Aristotelian ethics holds that justice is a mean theory that leads to courage, chastity, and wisdom. This means that excess and deficiency in these three virtues can result in injustice, and maintaining moderation is therefore always commendable. Now, we must ask what should be done if the law, in its extreme pursuit of clarity and truth, reaches an unbearable threshold. From the extreme precision in the implementation of strict religious rulings to the precise discovery of truth by any means by the court. Should the law ratify strict religious rulings in the name of protecting the family? And if someone committed debauchery in a foreign country and there was no evidence except a video taken by the person himself, should the Islamic judge watch the video to complete the evidence for his judicial verdict on the sharia punishment? If this is the correct path, then where should the law show leniency and avoid rigidity, fanaticism, and naivety? Blessed is the time when the law abandons all this clarity and honesty, becomes acquainted with some myth, fiction, and falsehood, and is assured that nothing terrible will ever happen.
Specifically, this article proposes two types of literary falsehoods that the law can use to avoid causing discord: ambiguity and metaphor. When we speak of the law, we always refer to its two perennial branches: legislation and adjudication. We now say that legislators can use the falsehood of "ambiguity" in their legislation, and judges can use the falsehood of "metaphor" in their adjudications, thereby revitalizing the law that is breaking from excessive dryness.

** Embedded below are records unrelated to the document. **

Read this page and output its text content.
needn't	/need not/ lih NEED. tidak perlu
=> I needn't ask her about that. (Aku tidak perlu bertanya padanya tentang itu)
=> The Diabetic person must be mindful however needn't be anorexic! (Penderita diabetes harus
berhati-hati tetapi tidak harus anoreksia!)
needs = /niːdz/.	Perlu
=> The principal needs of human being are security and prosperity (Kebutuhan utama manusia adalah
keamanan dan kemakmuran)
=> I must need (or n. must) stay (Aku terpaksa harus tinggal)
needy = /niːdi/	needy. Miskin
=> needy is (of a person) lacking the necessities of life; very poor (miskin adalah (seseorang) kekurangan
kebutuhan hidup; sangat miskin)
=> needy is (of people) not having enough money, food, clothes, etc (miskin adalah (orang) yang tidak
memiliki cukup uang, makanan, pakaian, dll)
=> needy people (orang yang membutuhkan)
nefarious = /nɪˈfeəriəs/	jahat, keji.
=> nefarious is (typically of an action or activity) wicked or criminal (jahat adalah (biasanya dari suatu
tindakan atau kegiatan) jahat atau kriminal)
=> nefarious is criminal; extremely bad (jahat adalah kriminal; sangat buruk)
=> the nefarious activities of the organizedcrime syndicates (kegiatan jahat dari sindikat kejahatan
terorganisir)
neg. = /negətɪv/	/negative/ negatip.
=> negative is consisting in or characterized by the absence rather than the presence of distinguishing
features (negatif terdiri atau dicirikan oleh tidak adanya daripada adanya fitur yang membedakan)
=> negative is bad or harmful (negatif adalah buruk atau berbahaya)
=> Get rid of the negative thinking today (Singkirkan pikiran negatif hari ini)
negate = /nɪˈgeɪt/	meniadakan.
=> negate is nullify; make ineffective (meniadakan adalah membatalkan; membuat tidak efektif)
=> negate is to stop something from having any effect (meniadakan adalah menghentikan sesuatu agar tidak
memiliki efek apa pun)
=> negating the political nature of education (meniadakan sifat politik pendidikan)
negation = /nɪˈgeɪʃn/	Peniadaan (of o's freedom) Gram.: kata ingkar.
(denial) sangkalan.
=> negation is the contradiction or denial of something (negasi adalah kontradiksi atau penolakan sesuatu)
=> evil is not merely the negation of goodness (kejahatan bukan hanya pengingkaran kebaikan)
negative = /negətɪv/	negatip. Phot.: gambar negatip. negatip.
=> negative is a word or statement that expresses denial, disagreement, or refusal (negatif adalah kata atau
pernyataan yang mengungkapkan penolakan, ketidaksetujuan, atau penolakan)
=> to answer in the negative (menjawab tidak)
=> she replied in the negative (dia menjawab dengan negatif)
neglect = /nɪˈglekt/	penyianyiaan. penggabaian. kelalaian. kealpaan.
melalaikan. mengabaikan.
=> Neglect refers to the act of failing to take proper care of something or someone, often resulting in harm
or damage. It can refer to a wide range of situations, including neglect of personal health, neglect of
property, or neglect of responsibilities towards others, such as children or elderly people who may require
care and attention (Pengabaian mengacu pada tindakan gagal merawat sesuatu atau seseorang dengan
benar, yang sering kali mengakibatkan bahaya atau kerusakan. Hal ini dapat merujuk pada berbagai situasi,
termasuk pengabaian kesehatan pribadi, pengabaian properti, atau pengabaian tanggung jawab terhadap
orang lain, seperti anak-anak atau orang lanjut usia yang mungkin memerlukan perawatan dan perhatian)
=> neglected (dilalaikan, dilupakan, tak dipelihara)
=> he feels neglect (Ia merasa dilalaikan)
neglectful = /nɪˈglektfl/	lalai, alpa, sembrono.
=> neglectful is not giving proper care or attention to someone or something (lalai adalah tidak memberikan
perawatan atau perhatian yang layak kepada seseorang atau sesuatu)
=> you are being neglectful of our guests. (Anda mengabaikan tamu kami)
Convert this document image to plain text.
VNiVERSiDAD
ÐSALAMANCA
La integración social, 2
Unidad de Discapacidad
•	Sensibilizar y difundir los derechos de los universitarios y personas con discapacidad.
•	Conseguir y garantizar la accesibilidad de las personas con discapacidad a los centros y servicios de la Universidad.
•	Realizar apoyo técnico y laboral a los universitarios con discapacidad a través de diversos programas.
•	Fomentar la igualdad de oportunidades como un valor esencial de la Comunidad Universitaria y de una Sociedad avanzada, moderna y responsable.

However, ambiguity is a falsehood achieved by deliberately creating vagueness in speech. Legislators can write laws with ambiguity where the strict enforcement of Sharia rulings is evidently harsh and unjust. Contrary to what has been said, clarity and transparency in law are not always good, and where social, philosophical, cultural, and economic discussions about a subject are still ongoing and the legislator finds themselves compelled to write a law, it should be written as ambiguously as possible and leave the judges with the flexibility to interpret it appropriately so that this ambiguity ultimately benefits the human groups in dialogue.
But if legislators have written a harsh and explicit law out of imprudence, judges can resort to their own mythical falsehoods to perhaps alleviate the bitterness of the law: judicial metaphors and fictions, or mythical and legal fictions created by judges to intervene in the matter of fact of a case they are dealing with, and delay the implementation of a bad legal text that does not allow for any interpretation. Legal fictions of the adjudicative type are the shadow of legal fictions of the legislative type that have been cast from the position of legislation onto the platform of adjudication. However, the legal fiction is a substantive rule, unlike the irrebuttable presumption which is proof of the claim. Nevertheless, the adjudicative fictions in the context of this article are proofs of the claim and can be compared with irrebuttable presumptions, with the difference being that the judge creates them, not the statute.